The compelling evidence from multiple studies paints a clear picture: waterpipe smoking among Iranian students is driven by a complex interplay of social norms, misguided perceptions of harm and addictiveness, and cultural acceptance.
As research continues to evolve, future studies should explore how attitudes change over time and which intervention strategies prove most effective in the Iranian context.
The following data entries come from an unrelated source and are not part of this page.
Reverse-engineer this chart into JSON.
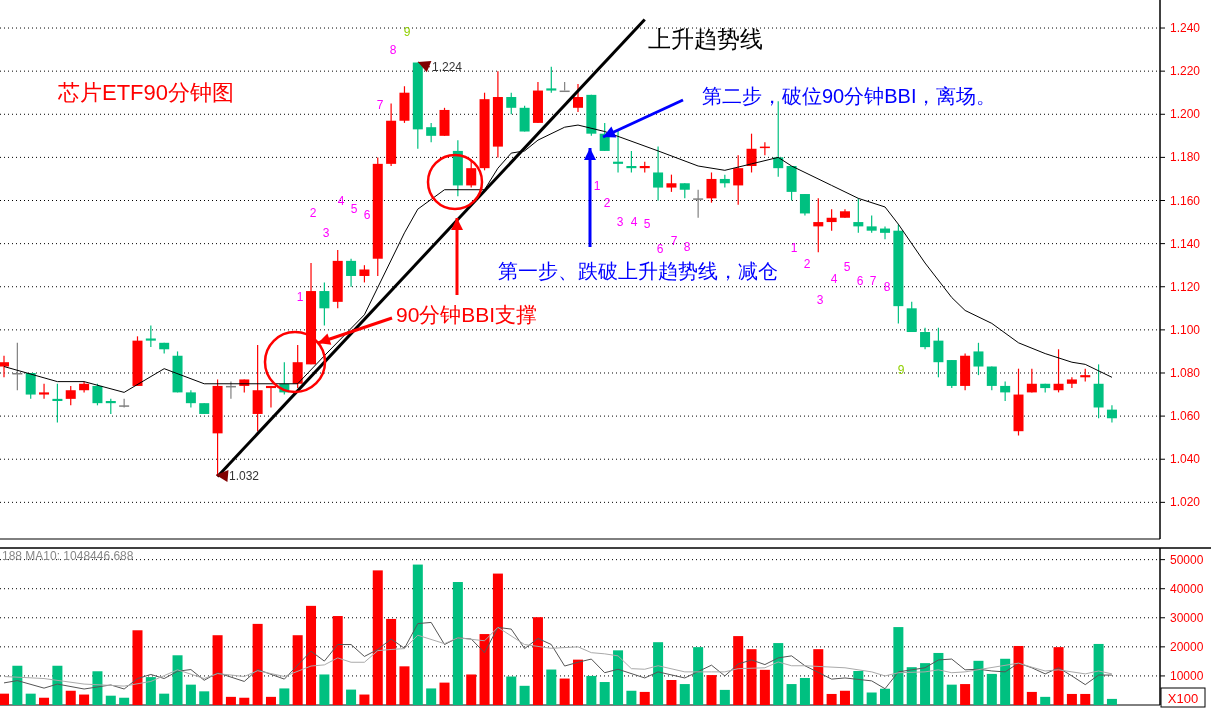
{
  "chart_data": [
    {
      "type": "candlestick",
      "title": "芯片ETF90分钟图",
      "categories": [
        null,
        null,
        null,
        null,
        null,
        null,
        null,
        null,
        null,
        null,
        null,
        null,
        null,
        null,
        null,
        null,
        null,
        null,
        null,
        null,
        null,
        null,
        null,
        null,
        null,
        null,
        null,
        null,
        null,
        null,
        null,
        null,
        null,
        null,
        null,
        null,
        null,
        null,
        null,
        null,
        null,
        null,
        null,
        null,
        null,
        null,
        null,
        null,
        null,
        null,
        null,
        null,
        null,
        null,
        null,
        null,
        null,
        null,
        null,
        null,
        null,
        null,
        null,
        null,
        null,
        null,
        null,
        null,
        null,
        null,
        null,
        null,
        null,
        null,
        null,
        null,
        null,
        null,
        null,
        null,
        null,
        null,
        null,
        null
      ],
      "ohlc": [
        [
          1.083,
          1.088,
          1.078,
          1.085
        ],
        [
          1.08,
          1.094,
          1.072,
          1.08
        ],
        [
          1.08,
          1.08,
          1.068,
          1.07
        ],
        [
          1.07,
          1.075,
          1.068,
          1.071
        ],
        [
          1.068,
          1.075,
          1.057,
          1.067
        ],
        [
          1.068,
          1.074,
          1.065,
          1.072
        ],
        [
          1.072,
          1.076,
          1.071,
          1.075
        ],
        [
          1.074,
          1.075,
          1.065,
          1.066
        ],
        [
          1.067,
          1.068,
          1.061,
          1.066
        ],
        [
          1.065,
          1.068,
          1.064,
          1.065
        ],
        [
          1.074,
          1.097,
          1.074,
          1.095
        ],
        [
          1.096,
          1.102,
          1.092,
          1.095
        ],
        [
          1.094,
          1.094,
          1.089,
          1.091
        ],
        [
          1.088,
          1.09,
          1.071,
          1.071
        ],
        [
          1.071,
          1.072,
          1.064,
          1.066
        ],
        [
          1.066,
          1.066,
          1.061,
          1.061
        ],
        [
          1.052,
          1.077,
          1.032,
          1.074
        ],
        [
          1.074,
          1.076,
          1.068,
          1.074
        ],
        [
          1.074,
          1.077,
          1.071,
          1.077
        ],
        [
          1.061,
          1.093,
          1.053,
          1.072
        ],
        [
          1.073,
          1.074,
          1.064,
          1.074
        ],
        [
          1.075,
          1.085,
          1.07,
          1.071
        ],
        [
          1.075,
          1.093,
          1.073,
          1.085
        ],
        [
          1.084,
          1.131,
          1.084,
          1.118
        ],
        [
          1.118,
          1.122,
          1.102,
          1.11
        ],
        [
          1.113,
          1.137,
          1.11,
          1.132
        ],
        [
          1.132,
          1.133,
          1.12,
          1.125
        ],
        [
          1.125,
          1.13,
          1.122,
          1.128
        ],
        [
          1.133,
          1.18,
          1.125,
          1.177
        ],
        [
          1.177,
          1.205,
          1.176,
          1.197
        ],
        [
          1.197,
          1.213,
          1.196,
          1.21
        ],
        [
          1.224,
          1.224,
          1.184,
          1.193
        ],
        [
          1.194,
          1.196,
          1.187,
          1.19
        ],
        [
          1.19,
          1.203,
          1.19,
          1.202
        ],
        [
          1.183,
          1.188,
          1.162,
          1.167
        ],
        [
          1.167,
          1.179,
          1.166,
          1.175
        ],
        [
          1.175,
          1.21,
          1.174,
          1.207
        ],
        [
          1.185,
          1.22,
          1.18,
          1.208
        ],
        [
          1.208,
          1.21,
          1.2,
          1.203
        ],
        [
          1.203,
          1.204,
          1.192,
          1.192
        ],
        [
          1.196,
          1.215,
          1.196,
          1.211
        ],
        [
          1.212,
          1.222,
          1.21,
          1.211
        ],
        [
          1.211,
          1.215,
          1.211,
          1.211
        ],
        [
          1.203,
          1.214,
          1.201,
          1.208
        ],
        [
          1.209,
          1.209,
          1.19,
          1.191
        ],
        [
          1.191,
          1.196,
          1.183,
          1.183
        ],
        [
          1.178,
          1.193,
          1.173,
          1.177
        ],
        [
          1.176,
          1.183,
          1.173,
          1.175
        ],
        [
          1.175,
          1.178,
          1.173,
          1.176
        ],
        [
          1.173,
          1.185,
          1.16,
          1.166
        ],
        [
          1.166,
          1.172,
          1.164,
          1.168
        ],
        [
          1.168,
          1.168,
          1.161,
          1.165
        ],
        [
          1.161,
          1.165,
          1.152,
          1.161
        ],
        [
          1.161,
          1.173,
          1.159,
          1.17
        ],
        [
          1.17,
          1.172,
          1.166,
          1.168
        ],
        [
          1.167,
          1.181,
          1.158,
          1.175
        ],
        [
          1.176,
          1.191,
          1.173,
          1.184
        ],
        [
          1.185,
          1.187,
          1.181,
          1.185
        ],
        [
          1.18,
          1.206,
          1.171,
          1.175
        ],
        [
          1.176,
          1.176,
          1.16,
          1.164
        ],
        [
          1.163,
          1.163,
          1.153,
          1.154
        ],
        [
          1.148,
          1.161,
          1.136,
          1.15
        ],
        [
          1.15,
          1.156,
          1.146,
          1.152
        ],
        [
          1.152,
          1.156,
          1.152,
          1.155
        ],
        [
          1.15,
          1.161,
          1.145,
          1.148
        ],
        [
          1.148,
          1.153,
          1.145,
          1.146
        ],
        [
          1.147,
          1.148,
          1.142,
          1.145
        ],
        [
          1.146,
          1.149,
          1.103,
          1.111
        ],
        [
          1.11,
          1.113,
          1.099,
          1.099
        ],
        [
          1.099,
          1.101,
          1.091,
          1.092
        ],
        [
          1.095,
          1.101,
          1.078,
          1.085
        ],
        [
          1.086,
          1.086,
          1.073,
          1.074
        ],
        [
          1.074,
          1.089,
          1.072,
          1.088
        ],
        [
          1.09,
          1.094,
          1.079,
          1.083
        ],
        [
          1.083,
          1.083,
          1.072,
          1.074
        ],
        [
          1.074,
          1.076,
          1.067,
          1.071
        ],
        [
          1.053,
          1.082,
          1.051,
          1.07
        ],
        [
          1.071,
          1.082,
          1.071,
          1.075
        ],
        [
          1.075,
          1.075,
          1.071,
          1.073
        ],
        [
          1.072,
          1.091,
          1.071,
          1.075
        ],
        [
          1.075,
          1.078,
          1.073,
          1.077
        ],
        [
          1.078,
          1.082,
          1.076,
          1.079
        ],
        [
          1.075,
          1.084,
          1.059,
          1.064
        ],
        [
          1.063,
          1.065,
          1.057,
          1.059
        ]
      ],
      "colors": [
        "#ff0000",
        "#808080",
        "#00c080",
        "#ff0000",
        "#00c080",
        "#ff0000",
        "#ff0000",
        "#00c080",
        "#00c080",
        "#808080",
        "#ff0000",
        "#00c080",
        "#00c080",
        "#00c080",
        "#00c080",
        "#00c080",
        "#ff0000",
        "#808080",
        "#ff0000",
        "#ff0000",
        "#ff0000",
        "#00c080",
        "#ff0000",
        "#ff0000",
        "#00c080",
        "#ff0000",
        "#00c080",
        "#ff0000",
        "#ff0000",
        "#ff0000",
        "#ff0000",
        "#00c080",
        "#00c080",
        "#ff0000",
        "#00c080",
        "#ff0000",
        "#ff0000",
        "#ff0000",
        "#00c080",
        "#00c080",
        "#ff0000",
        "#00c080",
        "#808080",
        "#ff0000",
        "#00c080",
        "#00c080",
        "#00c080",
        "#00c080",
        "#ff0000",
        "#00c080",
        "#ff0000",
        "#00c080",
        "#808080",
        "#ff0000",
        "#00c080",
        "#ff0000",
        "#ff0000",
        "#ff0000",
        "#00c080",
        "#00c080",
        "#00c080",
        "#ff0000",
        "#ff0000",
        "#ff0000",
        "#00c080",
        "#00c080",
        "#00c080",
        "#00c080",
        "#00c080",
        "#00c080",
        "#00c080",
        "#00c080",
        "#ff0000",
        "#00c080",
        "#00c080",
        "#00c080",
        "#ff0000",
        "#ff0000",
        "#00c080",
        "#ff0000",
        "#ff0000",
        "#ff0000",
        "#00c080",
        "#00c080"
      ],
      "ylim": [
        1.003,
        1.253
      ],
      "yticks": [
        {
          "value": 1.02,
          "label": "1.020"
        },
        {
          "value": 1.04,
          "label": "1.040"
        },
        {
          "value": 1.06,
          "label": "1.060"
        },
        {
          "value": 1.08,
          "label": "1.080"
        },
        {
          "value": 1.1,
          "label": "1.100"
        },
        {
          "value": 1.12,
          "label": "1.120"
        },
        {
          "value": 1.14,
          "label": "1.140"
        },
        {
          "value": 1.16,
          "label": "1.160"
        },
        {
          "value": 1.18,
          "label": "1.180"
        },
        {
          "value": 1.2,
          "label": "1.200"
        },
        {
          "value": 1.22,
          "label": "1.220"
        },
        {
          "value": 1.24,
          "label": "1.240"
        }
      ],
      "grid": "y",
      "tick_labels": "y",
      "annotations": [
        "上升趋势线",
        "90分钟BBI支撑",
        "第一步、跌破上升趋势线，减仓",
        "第二步，破位90分钟BBI，离场。",
        "1",
        "2",
        "3",
        "4",
        "5",
        "6",
        "7",
        "8",
        "9",
        "1",
        "2",
        "3",
        "4",
        "5",
        "6",
        "7",
        "8",
        "1",
        "2",
        "3",
        "4",
        "5",
        "6",
        "7",
        "8",
        "9",
        "1.224",
        "1.032"
      ],
      "series": [
        {
          "type": "line",
          "color": "#000000",
          "values": [
            1.083,
            null,
            null,
            null,
            1.076,
            null,
            1.076,
            null,
            null,
            1.071,
            null,
            null,
            1.082,
            null,
            null,
            1.075,
            null,
            null,
            null,
            null,
            null,
            null,
            1.075,
            null,
            1.088,
            null,
            null,
            1.107,
            null,
            null,
            1.145,
            1.156,
            null,
            1.165,
            null,
            null,
            1.165,
            1.175,
            1.182,
            1.183,
            1.188,
            null,
            1.194,
            1.195,
            null,
            1.192,
            null,
            null,
            null,
            1.183,
            null,
            null,
            1.176,
            null,
            1.174,
            null,
            1.177,
            null,
            1.18,
            1.176,
            null,
            null,
            1.167,
            null,
            1.161,
            null,
            1.157,
            1.149,
            null,
            1.131,
            null,
            1.115,
            1.109,
            null,
            1.103,
            null,
            1.094,
            null,
            1.089,
            null,
            1.085,
            1.084,
            null,
            1.078
          ]
        },
        {
          "type": "line",
          "color": "#000000",
          "values": [
            null,
            null,
            null,
            null,
            null,
            null,
            null,
            null,
            null,
            null,
            null,
            null,
            null,
            null,
            null,
            null,
            1.032,
            null,
            null,
            null,
            null,
            null,
            null,
            null,
            null,
            null,
            null,
            null,
            null,
            null,
            null,
            null,
            null,
            null,
            null,
            null,
            null,
            null,
            null,
            null,
            null,
            null,
            null,
            null,
            null,
            null,
            null,
            null,
            1.244,
            null,
            null,
            null,
            null,
            null,
            null,
            null,
            null,
            null,
            null,
            null,
            null,
            null,
            null,
            null,
            null,
            null,
            null,
            null,
            null,
            null,
            null,
            null,
            null,
            null,
            null,
            null,
            null,
            null,
            null,
            null,
            null,
            null,
            null,
            null
          ]
        }
      ]
    },
    {
      "type": "bar",
      "categories": [
        null,
        null,
        null,
        null,
        null,
        null,
        null,
        null,
        null,
        null,
        null,
        null,
        null,
        null,
        null,
        null,
        null,
        null,
        null,
        null,
        null,
        null,
        null,
        null,
        null,
        null,
        null,
        null,
        null,
        null,
        null,
        null,
        null,
        null,
        null,
        null,
        null,
        null,
        null,
        null,
        null,
        null,
        null,
        null,
        null,
        null,
        null,
        null,
        null,
        null,
        null,
        null,
        null,
        null,
        null,
        null,
        null,
        null,
        null,
        null,
        null,
        null,
        null,
        null,
        null,
        null,
        null,
        null,
        null,
        null,
        null,
        null,
        null,
        null,
        null,
        null,
        null,
        null,
        null,
        null,
        null,
        null,
        null,
        null
      ],
      "ylim": [
        0,
        54000
      ],
      "yticks": [
        10000,
        20000,
        30000,
        40000,
        50000
      ],
      "ylabel": "X100",
      "grid": "y",
      "tick_labels": "y",
      "annotations": [
        "188 MA10: 1048446.688"
      ],
      "series": [
        {
          "type": "bar",
          "values": [
            3900,
            13500,
            3900,
            2500,
            13500,
            4900,
            3600,
            11600,
            3200,
            2500,
            25700,
            9600,
            3900,
            17100,
            7000,
            4700,
            24000,
            2800,
            2500,
            27900,
            2800,
            5700,
            24000,
            34100,
            10500,
            30600,
            5300,
            3600,
            46300,
            29600,
            13300,
            48300,
            5700,
            7700,
            42300,
            10500,
            24400,
            45200,
            9800,
            6600,
            30200,
            12200,
            9100,
            15600,
            10000,
            7900,
            18800,
            4900,
            4500,
            21600,
            8600,
            7200,
            19900,
            10300,
            5200,
            23700,
            19200,
            12100,
            21300,
            7200,
            9300,
            19200,
            3800,
            4900,
            11700,
            4300,
            5600,
            26800,
            13000,
            14400,
            17900,
            7000,
            7200,
            15200,
            10700,
            15900,
            20300,
            4500,
            2800,
            19900,
            3800,
            3800,
            21000,
            2100
          ],
          "colors": [
            "#ff0000",
            "#00c080",
            "#00c080",
            "#ff0000",
            "#00c080",
            "#ff0000",
            "#ff0000",
            "#00c080",
            "#00c080",
            "#00c080",
            "#ff0000",
            "#00c080",
            "#00c080",
            "#00c080",
            "#00c080",
            "#00c080",
            "#ff0000",
            "#ff0000",
            "#ff0000",
            "#ff0000",
            "#ff0000",
            "#00c080",
            "#ff0000",
            "#ff0000",
            "#00c080",
            "#ff0000",
            "#00c080",
            "#ff0000",
            "#ff0000",
            "#ff0000",
            "#ff0000",
            "#00c080",
            "#00c080",
            "#ff0000",
            "#00c080",
            "#ff0000",
            "#ff0000",
            "#ff0000",
            "#00c080",
            "#00c080",
            "#ff0000",
            "#00c080",
            "#ff0000",
            "#ff0000",
            "#00c080",
            "#00c080",
            "#00c080",
            "#00c080",
            "#ff0000",
            "#00c080",
            "#ff0000",
            "#00c080",
            "#00c080",
            "#ff0000",
            "#00c080",
            "#ff0000",
            "#ff0000",
            "#ff0000",
            "#00c080",
            "#00c080",
            "#00c080",
            "#ff0000",
            "#ff0000",
            "#ff0000",
            "#00c080",
            "#00c080",
            "#00c080",
            "#00c080",
            "#00c080",
            "#00c080",
            "#00c080",
            "#00c080",
            "#ff0000",
            "#00c080",
            "#00c080",
            "#00c080",
            "#ff0000",
            "#ff0000",
            "#00c080",
            "#ff0000",
            "#ff0000",
            "#ff0000",
            "#00c080",
            "#00c080"
          ]
        },
        {
          "type": "line",
          "color": "#555555",
          "values": [
            7600,
            8400,
            null,
            5800,
            7200,
            null,
            5500,
            null,
            6900,
            5500,
            9100,
            10500,
            9100,
            11600,
            12200,
            8500,
            11100,
            null,
            8100,
            12200,
            null,
            8900,
            null,
            18500,
            15100,
            20800,
            20800,
            16700,
            19100,
            22700,
            19500,
            28000,
            28400,
            20800,
            23100,
            22700,
            18000,
            26700,
            26100,
            19400,
            22900,
            20800,
            13400,
            14700,
            15800,
            11100,
            12300,
            null,
            9300,
            11400,
            null,
            9300,
            null,
            13700,
            10000,
            14100,
            15500,
            13900,
            16200,
            16900,
            13500,
            null,
            8900,
            9300,
            null,
            8300,
            5600,
            11400,
            12100,
            12800,
            15500,
            15800,
            12100,
            12300,
            11700,
            11400,
            14400,
            12800,
            10700,
            12800,
            10000,
            7000,
            10300,
            10300
          ]
        },
        {
          "type": "line",
          "color": "#aaaaaa",
          "values": [
            9800,
            null,
            null,
            9100,
            null,
            null,
            7200,
            null,
            null,
            6500,
            null,
            8100,
            null,
            12100,
            null,
            9100,
            10800,
            null,
            9800,
            11800,
            null,
            9800,
            null,
            13400,
            13800,
            16200,
            14700,
            14700,
            18700,
            19100,
            19400,
            24000,
            null,
            21100,
            23100,
            null,
            22100,
            26700,
            null,
            20800,
            null,
            19500,
            null,
            20000,
            18000,
            17600,
            16900,
            12500,
            12300,
            13500,
            null,
            11400,
            null,
            11400,
            11400,
            12500,
            null,
            12800,
            14800,
            13500,
            13500,
            null,
            null,
            12800,
            null,
            11400,
            10000,
            11100,
            null,
            11400,
            12100,
            11100,
            11400,
            null,
            null,
            null,
            14400,
            13000,
            11700,
            12100,
            11400,
            10700,
            11700,
            10700
          ]
        }
      ]
    }
  ]
}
What remains clear is that without addressing the fundamental attitudes and perceptions that make waterpipe smoking appear acceptable and low-risk, this public health challenge will continue to grow, potentially creating a new generation of nicotine-dependent adults facing serious health consequences.
The work of researchers in Iran and across the region provides both the warning and the roadmap for addressing this emerging health crisis.